ColibriToolConfig in src/server.ts carries an optional mutates: boolean field.
registerColibriTool reads capabilitiesFor(ctx.mode) and rejects mutating tools when canWriteDatabase is false.
All 5 mutating tools declare mutates: true.
ERR_READONLY_MODE appears in the standard error envelope and the canonical error-code list.
A test (src/__tests__/middleware/mode-enforcement.test.ts) asserts task_update is refused with ERR_READONLY_MODE when COLIBRI_MODE=READONLY.
npm run build && npm run lint && npm test is green with the test count grown by the new suite.
docs/2-plugin/modes.md:31 reads as the new “dispatch-stage check” prose, not the old “tool-lock stage” prose.
docs/reference/mcp-tools-phase-0.md lists ERR_READONLY_MODE and removes (or re-scopes) ERR_INVALID_MODE.
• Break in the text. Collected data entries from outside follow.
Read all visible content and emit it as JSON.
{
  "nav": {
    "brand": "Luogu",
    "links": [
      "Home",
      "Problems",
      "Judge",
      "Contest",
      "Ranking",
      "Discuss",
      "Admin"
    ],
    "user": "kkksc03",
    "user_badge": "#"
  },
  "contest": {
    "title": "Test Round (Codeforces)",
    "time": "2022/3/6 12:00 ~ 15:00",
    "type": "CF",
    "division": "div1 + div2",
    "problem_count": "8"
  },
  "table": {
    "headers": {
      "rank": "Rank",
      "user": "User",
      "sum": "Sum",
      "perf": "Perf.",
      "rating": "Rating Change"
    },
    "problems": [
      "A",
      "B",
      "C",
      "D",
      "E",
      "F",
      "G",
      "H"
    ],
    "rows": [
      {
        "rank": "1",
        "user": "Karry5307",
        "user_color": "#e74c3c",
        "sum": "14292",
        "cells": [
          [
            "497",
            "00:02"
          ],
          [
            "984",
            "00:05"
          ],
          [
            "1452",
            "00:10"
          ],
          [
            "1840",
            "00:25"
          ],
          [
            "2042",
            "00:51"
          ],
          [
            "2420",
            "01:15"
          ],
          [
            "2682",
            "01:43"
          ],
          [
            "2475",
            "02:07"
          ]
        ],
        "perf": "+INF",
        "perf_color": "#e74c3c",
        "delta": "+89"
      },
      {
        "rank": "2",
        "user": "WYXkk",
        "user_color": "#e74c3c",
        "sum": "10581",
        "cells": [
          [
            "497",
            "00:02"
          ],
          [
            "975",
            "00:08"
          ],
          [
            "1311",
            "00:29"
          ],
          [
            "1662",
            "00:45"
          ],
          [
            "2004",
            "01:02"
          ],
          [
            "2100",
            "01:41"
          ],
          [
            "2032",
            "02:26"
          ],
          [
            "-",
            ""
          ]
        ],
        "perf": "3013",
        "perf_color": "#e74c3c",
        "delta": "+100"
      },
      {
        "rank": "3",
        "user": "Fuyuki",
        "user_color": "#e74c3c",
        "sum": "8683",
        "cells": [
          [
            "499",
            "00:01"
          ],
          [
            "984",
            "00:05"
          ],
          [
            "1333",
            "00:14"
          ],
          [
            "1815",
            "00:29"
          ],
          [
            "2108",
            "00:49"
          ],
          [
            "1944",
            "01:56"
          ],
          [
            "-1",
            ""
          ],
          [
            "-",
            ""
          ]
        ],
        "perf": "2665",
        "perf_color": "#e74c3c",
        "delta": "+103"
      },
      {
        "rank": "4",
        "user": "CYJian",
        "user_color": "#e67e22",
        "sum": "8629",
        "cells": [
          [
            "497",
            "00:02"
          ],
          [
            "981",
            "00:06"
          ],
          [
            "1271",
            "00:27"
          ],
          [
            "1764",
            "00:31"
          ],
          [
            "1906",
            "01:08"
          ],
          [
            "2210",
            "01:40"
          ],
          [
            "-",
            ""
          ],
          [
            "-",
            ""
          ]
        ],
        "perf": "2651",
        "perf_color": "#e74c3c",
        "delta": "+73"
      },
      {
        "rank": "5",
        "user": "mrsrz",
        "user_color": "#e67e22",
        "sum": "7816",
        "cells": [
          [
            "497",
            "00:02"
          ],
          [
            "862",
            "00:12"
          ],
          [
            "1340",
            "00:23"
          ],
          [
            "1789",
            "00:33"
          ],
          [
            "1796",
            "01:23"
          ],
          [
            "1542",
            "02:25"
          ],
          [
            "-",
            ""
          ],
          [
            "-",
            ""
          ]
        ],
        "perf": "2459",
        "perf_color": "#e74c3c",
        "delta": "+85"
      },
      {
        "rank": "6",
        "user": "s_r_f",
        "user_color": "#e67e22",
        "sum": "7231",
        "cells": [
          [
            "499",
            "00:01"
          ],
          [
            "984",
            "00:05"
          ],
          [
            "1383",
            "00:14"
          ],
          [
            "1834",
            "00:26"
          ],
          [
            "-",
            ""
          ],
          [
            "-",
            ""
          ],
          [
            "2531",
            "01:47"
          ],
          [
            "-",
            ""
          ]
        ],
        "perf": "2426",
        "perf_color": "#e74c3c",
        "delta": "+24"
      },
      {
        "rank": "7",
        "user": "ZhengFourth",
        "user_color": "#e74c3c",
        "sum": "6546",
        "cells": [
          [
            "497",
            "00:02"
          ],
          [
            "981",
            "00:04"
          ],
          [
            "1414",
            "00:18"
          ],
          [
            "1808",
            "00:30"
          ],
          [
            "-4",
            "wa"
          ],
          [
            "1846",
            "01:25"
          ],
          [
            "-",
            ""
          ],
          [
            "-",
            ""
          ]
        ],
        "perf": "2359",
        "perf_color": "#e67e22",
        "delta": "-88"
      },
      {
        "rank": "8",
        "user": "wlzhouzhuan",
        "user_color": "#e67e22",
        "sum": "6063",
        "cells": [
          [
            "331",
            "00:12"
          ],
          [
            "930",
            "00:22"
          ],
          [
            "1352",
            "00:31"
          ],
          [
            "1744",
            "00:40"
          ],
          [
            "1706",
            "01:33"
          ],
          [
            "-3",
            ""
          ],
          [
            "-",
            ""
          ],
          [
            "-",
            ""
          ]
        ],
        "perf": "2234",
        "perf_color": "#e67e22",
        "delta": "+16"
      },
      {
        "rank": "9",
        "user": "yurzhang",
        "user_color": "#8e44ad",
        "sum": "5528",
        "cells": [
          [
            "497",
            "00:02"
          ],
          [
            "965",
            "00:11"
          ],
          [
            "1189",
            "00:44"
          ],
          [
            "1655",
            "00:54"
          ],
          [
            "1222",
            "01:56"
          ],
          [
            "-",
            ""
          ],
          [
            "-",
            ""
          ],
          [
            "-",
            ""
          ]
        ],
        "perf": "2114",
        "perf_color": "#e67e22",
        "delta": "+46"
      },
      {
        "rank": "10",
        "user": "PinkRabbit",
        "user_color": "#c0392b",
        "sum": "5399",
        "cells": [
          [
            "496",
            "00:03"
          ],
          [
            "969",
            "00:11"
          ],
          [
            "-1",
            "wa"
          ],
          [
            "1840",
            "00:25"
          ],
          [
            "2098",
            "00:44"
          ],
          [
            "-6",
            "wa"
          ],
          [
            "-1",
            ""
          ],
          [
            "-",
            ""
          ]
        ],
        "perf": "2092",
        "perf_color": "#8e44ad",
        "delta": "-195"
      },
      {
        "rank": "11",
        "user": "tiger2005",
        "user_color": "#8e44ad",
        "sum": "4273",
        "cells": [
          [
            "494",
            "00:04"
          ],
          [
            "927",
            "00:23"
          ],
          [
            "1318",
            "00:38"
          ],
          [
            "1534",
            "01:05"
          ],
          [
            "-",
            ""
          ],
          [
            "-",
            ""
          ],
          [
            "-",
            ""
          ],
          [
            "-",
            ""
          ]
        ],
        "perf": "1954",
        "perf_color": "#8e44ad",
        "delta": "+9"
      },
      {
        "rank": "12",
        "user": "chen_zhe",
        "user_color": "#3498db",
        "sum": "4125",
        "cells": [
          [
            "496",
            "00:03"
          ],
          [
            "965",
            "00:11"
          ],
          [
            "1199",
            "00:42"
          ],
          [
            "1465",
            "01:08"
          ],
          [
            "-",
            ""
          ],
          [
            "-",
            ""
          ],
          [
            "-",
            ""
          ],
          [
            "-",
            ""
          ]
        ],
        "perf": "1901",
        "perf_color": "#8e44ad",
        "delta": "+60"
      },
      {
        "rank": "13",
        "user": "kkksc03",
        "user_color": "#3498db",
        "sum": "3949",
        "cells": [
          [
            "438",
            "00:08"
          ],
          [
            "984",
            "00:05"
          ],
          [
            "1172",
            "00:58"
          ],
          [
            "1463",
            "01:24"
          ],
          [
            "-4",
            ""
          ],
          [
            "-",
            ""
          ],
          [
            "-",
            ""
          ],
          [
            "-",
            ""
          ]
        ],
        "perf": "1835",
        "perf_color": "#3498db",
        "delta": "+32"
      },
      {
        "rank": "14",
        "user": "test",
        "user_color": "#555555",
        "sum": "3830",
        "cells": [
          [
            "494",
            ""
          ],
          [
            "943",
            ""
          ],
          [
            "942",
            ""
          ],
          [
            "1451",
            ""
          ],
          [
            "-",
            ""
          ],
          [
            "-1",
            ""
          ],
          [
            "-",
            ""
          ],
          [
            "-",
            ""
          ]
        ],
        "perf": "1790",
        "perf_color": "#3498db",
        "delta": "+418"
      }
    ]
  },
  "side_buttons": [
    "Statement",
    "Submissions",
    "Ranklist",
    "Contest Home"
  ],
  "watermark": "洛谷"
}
Sigma performs this verification at the close of the round in which the follow-up implementation task lands.

References

Audit: docs/audits/adr-008-mode-enforcement-audit.md
Contract: docs/contracts/adr-008-mode-enforcement-contract.md
Packet: docs/packets/adr-008-mode-enforcement-packet.md
Verification: docs/verification/adr-008-mode-enforcement-verification.md
Code: src/modes.ts:174 (capabilitiesFor), src/server.ts:229 (the void call), src/server.ts:412-437 (Stage 1 mutex), src/tools/health.ts:130-139 (mode in payload).
Docs: docs/2-plugin/modes.md:31, docs/reference/mcp-tools-phase-0.md:930, docs/architecture/decisions/ADR-004-tool-surface.md:68, docs/colibri-system.md:58.
Prior audits: docs/audits/p0-2-1-mcp-server-audit.md:122, docs/contracts/p0-2-1-mcp-server-contract.md:74, docs/audits/r82-f-deploy-boot-audit.md:44.
Sibling ADR (independent): ADR-007 — η Session Lifecycle.

R84 — answers Finding #1 of the whole-system code review. ADR-008 closes the documented-vs-implemented gap on COLIBRI_MODE. Status: Proposed. Implementation lands in a follow-up task per §Implementation.